Subtask ~q = 1~ could be solved in a similar way. Instead of traversing the blinds to determine the number of manual lifts, we will sort the blinds in descending order at the beginning. Now we can notice that some prefix of the blinds will always need to be manually lifted. We can find exactly which prefix by using binary search. To determine how much time will be needed, we will use prefix sums. Time complexity: ~\mathcal{O}(q \times maxa \times \log n)~.

The entire task could be solved in two completely different ways. The first method, which we won't go into depth in here, is to notice that the function of cost depending on the number of parallel lifts is convex. By using ternary search, we can determine the most efficient solution for each query.

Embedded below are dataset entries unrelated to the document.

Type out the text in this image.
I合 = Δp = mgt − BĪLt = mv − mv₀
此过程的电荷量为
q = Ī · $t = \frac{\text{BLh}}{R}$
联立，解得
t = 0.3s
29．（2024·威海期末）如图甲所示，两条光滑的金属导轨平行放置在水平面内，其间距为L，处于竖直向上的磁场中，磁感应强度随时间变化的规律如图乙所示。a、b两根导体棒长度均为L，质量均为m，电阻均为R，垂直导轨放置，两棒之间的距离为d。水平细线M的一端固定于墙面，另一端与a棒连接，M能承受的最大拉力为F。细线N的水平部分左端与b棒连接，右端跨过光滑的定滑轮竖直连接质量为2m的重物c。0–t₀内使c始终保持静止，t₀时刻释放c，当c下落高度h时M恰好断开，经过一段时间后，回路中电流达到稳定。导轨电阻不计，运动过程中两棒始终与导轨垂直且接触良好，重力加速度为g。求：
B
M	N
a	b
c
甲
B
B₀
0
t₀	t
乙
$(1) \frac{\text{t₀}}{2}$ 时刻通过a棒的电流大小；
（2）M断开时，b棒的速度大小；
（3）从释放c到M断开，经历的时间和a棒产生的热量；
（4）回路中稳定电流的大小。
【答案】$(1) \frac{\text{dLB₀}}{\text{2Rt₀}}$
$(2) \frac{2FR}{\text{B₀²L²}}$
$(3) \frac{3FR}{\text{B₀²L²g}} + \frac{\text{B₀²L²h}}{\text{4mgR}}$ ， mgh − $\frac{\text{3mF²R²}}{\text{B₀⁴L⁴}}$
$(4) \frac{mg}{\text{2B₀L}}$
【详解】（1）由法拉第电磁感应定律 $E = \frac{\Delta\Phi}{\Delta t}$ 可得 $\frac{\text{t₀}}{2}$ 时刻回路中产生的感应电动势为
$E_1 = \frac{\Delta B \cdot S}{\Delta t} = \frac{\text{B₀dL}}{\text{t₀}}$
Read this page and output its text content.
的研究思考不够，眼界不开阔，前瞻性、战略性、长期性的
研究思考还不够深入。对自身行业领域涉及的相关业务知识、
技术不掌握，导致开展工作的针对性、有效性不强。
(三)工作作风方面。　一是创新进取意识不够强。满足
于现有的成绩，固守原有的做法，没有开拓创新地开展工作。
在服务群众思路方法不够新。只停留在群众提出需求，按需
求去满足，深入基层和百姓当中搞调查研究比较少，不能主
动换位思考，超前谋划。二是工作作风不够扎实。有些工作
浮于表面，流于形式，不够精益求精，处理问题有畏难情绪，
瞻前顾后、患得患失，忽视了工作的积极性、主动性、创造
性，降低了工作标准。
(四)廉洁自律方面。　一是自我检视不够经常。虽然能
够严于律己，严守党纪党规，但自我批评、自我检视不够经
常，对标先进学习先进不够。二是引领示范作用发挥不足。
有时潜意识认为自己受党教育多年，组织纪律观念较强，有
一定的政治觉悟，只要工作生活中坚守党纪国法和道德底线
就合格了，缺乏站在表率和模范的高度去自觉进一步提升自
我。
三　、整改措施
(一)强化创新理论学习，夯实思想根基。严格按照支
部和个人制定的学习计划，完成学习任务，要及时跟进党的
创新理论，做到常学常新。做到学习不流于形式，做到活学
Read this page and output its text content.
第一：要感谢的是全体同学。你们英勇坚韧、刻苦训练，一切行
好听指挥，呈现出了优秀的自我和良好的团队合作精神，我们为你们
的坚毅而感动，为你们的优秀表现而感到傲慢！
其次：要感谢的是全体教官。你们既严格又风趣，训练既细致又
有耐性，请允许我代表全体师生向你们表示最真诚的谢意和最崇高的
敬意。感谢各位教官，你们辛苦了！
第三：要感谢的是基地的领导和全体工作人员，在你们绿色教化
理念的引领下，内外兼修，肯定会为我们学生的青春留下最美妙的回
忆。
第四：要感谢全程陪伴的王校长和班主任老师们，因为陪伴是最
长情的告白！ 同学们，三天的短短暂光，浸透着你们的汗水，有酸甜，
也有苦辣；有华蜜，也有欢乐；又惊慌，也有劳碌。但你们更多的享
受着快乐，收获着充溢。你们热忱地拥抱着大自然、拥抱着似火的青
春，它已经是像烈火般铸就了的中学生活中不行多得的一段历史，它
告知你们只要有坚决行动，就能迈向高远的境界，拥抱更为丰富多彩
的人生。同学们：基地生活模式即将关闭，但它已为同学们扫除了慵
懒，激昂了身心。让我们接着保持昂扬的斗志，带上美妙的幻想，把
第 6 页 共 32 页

For the second method, we will compute the solution for every possible blind height. Let's assume that for a certain height ~h~, we have calculated the fastest way to lower all blinds so that all are lowered by at most ~h~ centimeters. Let the blinds then be in the state ~b_1, b_2, \dots, b_n~. It obviously holds that ~b_1, b_2, \dots, b_n \le h~. We want to go from this state to a state that has max height of ~h-1~. To do this we will perform one of the following two operations:

• We will raise all blinds parallel by ~1~ centimeter, thus reaching a state where the maximum height is ~h-1~.
• We will manually lower all blinds with a height of ~h~ by ~1~ centimeter.

Choosing the operation that takes less time, it holds that this will be the best way to reach the state ~h-1~. Proof is left as an exercise for the reader.

If we start from the highest possible height, we can build solutions towards smaller heights. Time complexity: ~\mathcal{O}(maxa)~.